Using scale to build community

I am GetUp. For years now those words have represented the potential for connection and community an advocacy organization can strive for to me. Here’s why:  

GetUp is a multi-issue advocacy organization based in Australia. They use online organizing as on of their main ways of mobilizing communities to create change. I worked there for four years. In my second year working there – I got to the office to find a dismissive article had been written about us in a prominent news outlet calling our members astroturf.

Before the staff could get into the swing of figuring out messaging – we saw the comments. Hundreds of members of our community had already shared their stories in the comments page. They had written things like: “I’m a single mother, I am GetUp.” The members felt so much ownership over the organization that there was no need for staff to respond – our members had already discredited the article in a powerful and organic way.

How does this relate to campaigns at Mozilla? I think that our organization has huge potential for scale but also even more potential for growth in deep connections and building community. There are a lot of different models for this type of community organizing out there, but the three resources I find myself turning to repeatedly are:

-Rules for Radicals – Saul Alinsky

-Marshall Ganz – Personal Narrative training

-Rick Warren – Purpose Driven Church

I’ll be writing separate blog posts about Rules for Radicals and Marshall Ganz’s personal narrative training – for this post i’m focusing on Rick Warren’s work.

There is a great summary of the Purpose Driven Church’s lessons that apply to community organizing. I’ll be drawing on that model to try to define where I believe the Mozilla network is, and how we can not only build our scale but measure and ensure we’re investing in our community and that people are progressing through various leadership stages.

Rick Warren defines five stages of community building:

Screen Shot 2015-09-09 at 10.38.20 AM
These stages are defined as:

Community:

Your starting point, the hottest prospects

People who say: “That organization”

Crowd:

Everyone who shows up – believers and non – believers.

People who say: “This organization.”

Congregation:

Official members of the organization.

People who say: “Our Organization”

Committed:

They act, they donate, they are invested in helping others learn. However they’re not involved in volunteer coordination.

Core:

Without these people the organization would be at a standstill.
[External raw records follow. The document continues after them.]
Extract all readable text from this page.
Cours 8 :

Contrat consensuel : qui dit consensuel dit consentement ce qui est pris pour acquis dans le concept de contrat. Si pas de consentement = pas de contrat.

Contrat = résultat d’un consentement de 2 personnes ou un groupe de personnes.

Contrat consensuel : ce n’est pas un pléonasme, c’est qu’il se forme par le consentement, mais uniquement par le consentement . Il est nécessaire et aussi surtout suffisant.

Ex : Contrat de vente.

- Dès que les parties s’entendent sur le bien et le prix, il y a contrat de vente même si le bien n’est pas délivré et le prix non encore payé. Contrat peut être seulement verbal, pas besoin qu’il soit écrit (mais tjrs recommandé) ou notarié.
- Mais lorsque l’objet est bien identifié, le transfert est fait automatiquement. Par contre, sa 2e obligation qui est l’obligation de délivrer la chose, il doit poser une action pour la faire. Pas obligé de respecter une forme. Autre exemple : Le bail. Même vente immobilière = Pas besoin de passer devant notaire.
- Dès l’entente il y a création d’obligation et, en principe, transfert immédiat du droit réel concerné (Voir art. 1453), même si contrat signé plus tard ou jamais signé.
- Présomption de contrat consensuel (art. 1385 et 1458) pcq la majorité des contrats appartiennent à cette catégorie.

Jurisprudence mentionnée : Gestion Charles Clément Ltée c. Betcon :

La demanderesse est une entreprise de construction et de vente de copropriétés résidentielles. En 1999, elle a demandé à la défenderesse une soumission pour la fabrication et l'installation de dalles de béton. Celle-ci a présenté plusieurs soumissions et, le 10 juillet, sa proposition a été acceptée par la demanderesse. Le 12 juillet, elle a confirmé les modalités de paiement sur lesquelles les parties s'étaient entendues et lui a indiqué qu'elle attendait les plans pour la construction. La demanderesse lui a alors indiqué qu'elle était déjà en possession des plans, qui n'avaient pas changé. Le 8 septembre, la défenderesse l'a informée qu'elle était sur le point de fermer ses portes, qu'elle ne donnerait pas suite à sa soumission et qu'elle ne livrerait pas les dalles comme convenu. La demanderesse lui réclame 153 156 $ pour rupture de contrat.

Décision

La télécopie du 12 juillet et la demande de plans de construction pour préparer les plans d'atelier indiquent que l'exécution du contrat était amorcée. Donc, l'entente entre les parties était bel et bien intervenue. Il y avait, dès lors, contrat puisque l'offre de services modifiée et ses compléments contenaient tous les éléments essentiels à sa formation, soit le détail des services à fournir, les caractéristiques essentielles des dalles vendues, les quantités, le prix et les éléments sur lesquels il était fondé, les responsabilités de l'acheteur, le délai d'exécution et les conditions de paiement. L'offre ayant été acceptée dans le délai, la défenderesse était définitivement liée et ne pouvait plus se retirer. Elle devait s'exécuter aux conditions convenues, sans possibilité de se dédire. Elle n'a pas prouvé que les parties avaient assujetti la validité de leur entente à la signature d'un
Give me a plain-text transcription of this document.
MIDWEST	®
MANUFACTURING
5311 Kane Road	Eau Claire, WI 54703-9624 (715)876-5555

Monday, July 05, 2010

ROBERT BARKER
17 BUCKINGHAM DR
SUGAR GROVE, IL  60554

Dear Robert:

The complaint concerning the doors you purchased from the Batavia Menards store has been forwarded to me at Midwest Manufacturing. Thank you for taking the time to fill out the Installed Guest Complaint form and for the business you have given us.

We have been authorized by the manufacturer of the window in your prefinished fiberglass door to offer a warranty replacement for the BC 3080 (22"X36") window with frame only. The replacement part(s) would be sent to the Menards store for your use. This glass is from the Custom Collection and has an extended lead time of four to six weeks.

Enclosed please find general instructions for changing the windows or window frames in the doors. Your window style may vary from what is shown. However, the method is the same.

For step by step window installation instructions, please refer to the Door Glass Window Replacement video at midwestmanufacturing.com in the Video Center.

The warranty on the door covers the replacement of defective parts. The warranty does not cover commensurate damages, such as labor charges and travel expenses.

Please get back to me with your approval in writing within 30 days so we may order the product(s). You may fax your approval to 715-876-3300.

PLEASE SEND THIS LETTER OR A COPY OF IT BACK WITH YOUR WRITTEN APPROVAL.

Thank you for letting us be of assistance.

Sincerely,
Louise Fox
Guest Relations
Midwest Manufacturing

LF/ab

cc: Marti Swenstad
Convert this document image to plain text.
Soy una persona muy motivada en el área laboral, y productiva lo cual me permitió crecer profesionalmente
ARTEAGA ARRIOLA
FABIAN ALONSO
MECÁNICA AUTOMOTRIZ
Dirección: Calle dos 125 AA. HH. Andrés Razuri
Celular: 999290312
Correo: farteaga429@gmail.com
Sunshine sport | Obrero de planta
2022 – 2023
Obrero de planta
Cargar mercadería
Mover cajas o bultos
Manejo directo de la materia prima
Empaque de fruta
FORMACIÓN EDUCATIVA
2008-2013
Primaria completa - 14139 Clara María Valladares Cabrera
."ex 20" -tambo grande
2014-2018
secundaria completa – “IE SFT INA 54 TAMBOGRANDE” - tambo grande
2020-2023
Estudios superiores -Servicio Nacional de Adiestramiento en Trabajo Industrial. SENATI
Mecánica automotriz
The question is – if we applied this frame to Mozilla how would we define where people sat in the various stages? I’m going to do my best to outline what I think – I want to note though that these are only initial thoughts and I would very much like the feedback of people who have the benefit of many more years at Mozilla then I have.

Our community is:  

  • People who use the browser
  • People who have an interest in the internet – be it for personal or business use

Our crowd is:

  • People who signed petitions or signed up to our mailing list
  • People who like us on Facebook or Twitter

Our Congregation is:

  • Mozilla reps
  • People who are on Mozillians.org
  • One off donors
  • People who have taken more than two actions online

Our Committed are:

  • Mozilla reps
  • People who run events – ie maker parties/privacy trainings
  • People who have taken more than 5 actions online
  • Monthly donors

Our core are:

  • Staff
  • Super Volunteers

How do we move people from one stage to the other?

Here are my initial thoughts about how we move people from one stage to the other at Mozilla.

Step 1: From the Community to the Crowd

We do this by running legislative campaigns (through net neutrality/data retention etc) and also through cultural campaigns (ie: Privacy challenges/etc)

Step 2: From the Crowd to the Congregation

By providing the crowd with ways to take more action. For example, make phone calls to representatives, take part in events and make one off donations.

Step 3: From the Congregation to the Committed

Ask people to take leadership roles for example: move from attending events to organizing events, running trainings. Also providing people with the opportunity to become monthly donors.

Step 4: From the Committed to the Crowd

People take on defined leadership roles with clear responsibilities and management on other volunteers. For example Mozilla Reps.

Some thoughts, observations and questions

With this definition – stage 1 and 2 (ie moving people from being a crowd to a congregation) seem to fall into the role of the advocacy team. While step 3 and 4 seem to be divided between Participation, Maker parties and the advocacy team that has a focus on leadership development.

I think it would be useful to approach our discussions around leadership development holistically on this point – to consider how we engage people and then move them through the ladder in order to highlight and leverage the different areas of expertise that we already have.

I also think it would be great if we could set clear goals for the number of people we want to engage at each step. This means knowing how many people we want to engage at each level and also how many people we’re aiming to transition into a deeper level every year. Having clear goals and the ability to measure those numbers will help us test our organizing assumptions and also identify if a particular layer is providing challenges or performing incredibly well.

When it comes to organizing, especially online organizing it’s easy to be focused on either scale or depth – but by creating a holistic plan to encompass both I think we can create a pretty incredible community.